While I’m more of a doe-eyed neophyte and have a long, long life ahead of me, I’ve gotten my hands dirty a lot of times, may it be dipping into SaaS, or affiliate marketing, or even good old freelancing. Most of the times I failed, and a few times I learned.

Here, I’ve compiled a rundown of blunders many newcomers tend to make in their budding side hustles — missteps that often pave the way for their way to failure.

1. Your Idea Isn’t Profitable

A few years back a bunch of undergraduates approached me with the idea of launching a startup. They had no technical knowledge (which is why they approached me in the first place) and their takes on starting a venture were wild.

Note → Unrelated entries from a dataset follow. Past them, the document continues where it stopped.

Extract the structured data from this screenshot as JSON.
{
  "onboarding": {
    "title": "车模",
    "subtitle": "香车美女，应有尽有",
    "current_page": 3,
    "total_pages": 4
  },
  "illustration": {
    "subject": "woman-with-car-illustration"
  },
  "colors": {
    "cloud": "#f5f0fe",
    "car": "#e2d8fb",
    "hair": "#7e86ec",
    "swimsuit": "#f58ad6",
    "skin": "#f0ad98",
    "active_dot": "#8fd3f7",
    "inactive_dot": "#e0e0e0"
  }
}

This applies to all kinds of side hustles. This group in particular, thought that earnings through ads displayed on their product would be enough. None of them had a real idea of how a sustainable business might work. Sometimes people just need a reality check, which is what they got soon enough. I hope they’re doing well now after so many years.

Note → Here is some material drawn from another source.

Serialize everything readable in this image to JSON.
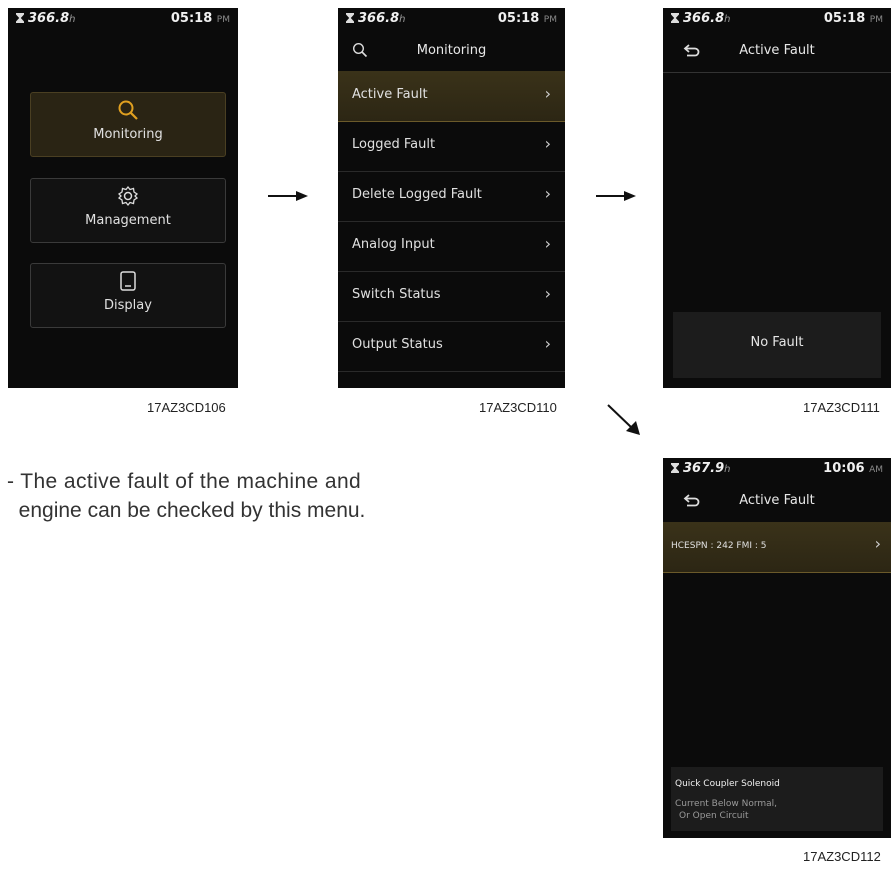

Although that venture failed terribly, it taught me that sometimes it’s better to let go of ideas before they start to affect your pocket, or worse, trap you in a recurring pattern of low returns for high input.

2. You Lack Skills

Most hustlers just get all motivated and ready to break free from the matrix only to find themselves lacking in real world experience and skills. Often accompanied with overconfidence and their white belt fury, they make the most dangerous mistake: doing before learning. This could be compared to the Dunning-Kruger effect.

Dunning-Kruger effect

The first step to anything, not just a side hustle, should be gathering enough knowledge and testing it. It’s crucial to outgrow the beginner fever, and think through. Which brings us to the next mistake.

3. You Don’t Plan

This has personally been my biggest fallacy in following my passion projects. Planning is crucial to success, and again that applies to more than just side hustles. But it’s definitely something most people don’t do. Or they start out planning everything, but then stop. Embarking on a side hustle with no plan in mind is akin to running around a forest with no sense of direction — in the best case you’re simply lost, in the worst case you end up badly bruised. So don’t bruise up your free time and wallet due to a planning fallacy.

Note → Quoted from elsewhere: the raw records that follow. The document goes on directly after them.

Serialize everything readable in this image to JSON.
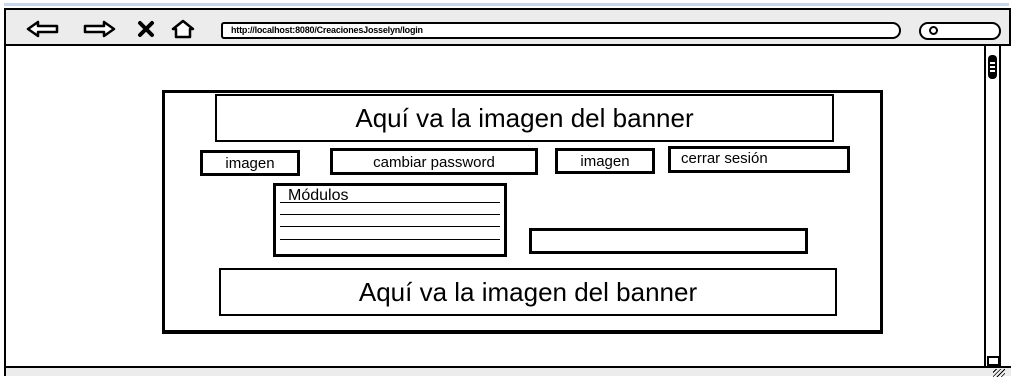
{
  "browser": {
    "address_url": "http://localhost:8080/CreacionesJosselyn/login",
    "nav_icons": [
      "back-arrow-icon",
      "forward-arrow-icon",
      "stop-icon",
      "home-icon"
    ],
    "search_icon": "search-icon"
  },
  "page": {
    "top_banner": "Aquí va la imagen del banner",
    "toolbar_buttons": {
      "imagen_left": "imagen",
      "change_password": "cambiar password",
      "imagen_right": "imagen",
      "logout": "cerrar sesión"
    },
    "modules": {
      "title": "Módulos",
      "items": [
        "",
        "",
        ""
      ]
    },
    "content_field": "",
    "bottom_banner": "Aquí va la imagen del banner"
  },
  "colors": {
    "chrome": "#ececec",
    "accent_strip": "#c9d6ea",
    "ink": "#000000"
  }
}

4. You Don’t Have Free Time

The ideal side hustle is self-sustainable. But even so, a lasting fire needs good kindling. In the initial stage of any side hustle you need to have free time, or sacrifice your leisure time. Not having enough time actually killed one of my pretty smoothly running “hustles” which was just an automated YouTube channel on which I tried affiliate marketing. But eventually the low profits just weren’t worth the time and efforts I was putting in, specially since I’m a student. If I had a few months of free time, maybe it would have taken off. But the point is it didn’t.

5. You Diversify Too Much

May it be wealth or time, people often make the mistake of diversifying it. While people with a lot of money to start with can diversify their wealth into different ventures, most people reading this probably don’t want to risk that kind of money, specially in a side hustle.

Diversification of time on the other hand is something you never want to do. Just pick a good hustle, work on it through and through, and go for the next if it doesn’t work. You can’t ride two horses, unless you’re Chuck Norris or something.

Albeit, diversifying isn’t always bad, specially for low input hustles that have a low chance of taking off. It all ties down to how much time you have then.

6. You Focus On The Money

Now, there’s nothing wrong with focusing on the money at all. But focusing on money alone, in a side hustle specifically, is tiresome. It’s already a side hustle, if it doesn’t align with your skill-set and interests, then it’s as good as a chore you do apart from your actual work, that pays you in misery. Redirecting your focus on gaining the right insights and skills in the beginning is definitely much more helpful later to focus on the profits.

7. You Give Up

All that said, something people don’t hear enough is it’s okay to fail. That’s how you learn. So don’t be too hard on yourself.

What’s wrong is giving up. To conclude this article I’d just say this to my fellow side hustles (way to sound cheesy): Opportunities will come and go, but you are forever in the moment. So don’t give up, keep grinding!